# Won't wake up after sleep



## fnucc (Jan 8, 2012)

I believe this topic belongs to this thread, if not admin please move it. Yesterday everything was working fine until I sent the computer to sleep. Today it won't wake up, I hear the fans but the screen is blank. Power off, power on - nothing. Any ideas guys?


----------



## tls (Jan 8, 2012)

I am assuming you're referring to a laptop - but I would start by either checking your PCI wireless card, RAM, etc. Sounds like a hardware issue and your BIOS is failing to POST because of it.


----------



## Martillo1 (Jan 8, 2012)

In a i7 920 Asus P6T V2 Deluxe with Release 8.2, the difference between awaking or not was the use of powerd. If you have power management enabled, try disabling it.


----------



## fnucc (Jan 8, 2012)

It's a desktop PC. Win 7 works well (installed on another disk), FreeBSD shows me just a blank screen. It's the fist time I tried sleep/suspend, I just managed to get the whole system to work without endless re-installations  

Now, it's up and running. Just like that. Go figure...


----------



## Crivens (Jan 9, 2012)

fnucc said:
			
		

> It's a desktop PC. Win 7 works well (installed on another disk), FreeBSD shows me just a blank screen. It's the fist time I tried sleep/suspend, I just managed to get the whole system to work without endless re-installations
> 
> Now, it's up and running. Just like that. Go figure...

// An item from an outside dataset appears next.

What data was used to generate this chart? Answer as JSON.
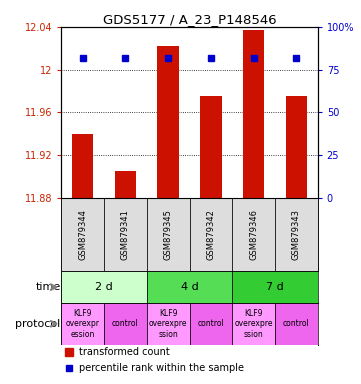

What do you mean "Just like that"? Upon resume, you see a black screen for some time (minutes/hours/...) and then it works? Or did you a power cycle/reset?


----------



## jrm@ (Jan 9, 2012)

Have you seen this page: http://www.freebsd.org/doc/en_US.ISO8859-1/books/handbook/acpi-debug.html?


----------



## fnucc (Jan 9, 2012)

@Crivens: Off on off on several times, than Win7 then reboot and FreeBSD came to life as nothing happened     @jrm: Thanks for the link, I will read that. First I must solve the wild fan problem


----------



## fnucc (Jan 9, 2012)

Which I won't... Unable to set dev.pcm.0.rev.vchans=4, *startx* says Bus error 10. Very good. File system check says everything is fine, but everything obviously is not fine.

Much to my delight I discovered that one memory bank literally burned out with sparkle and smoke and smell and everything. I'm now in 2GB and for now everything works ok.


----------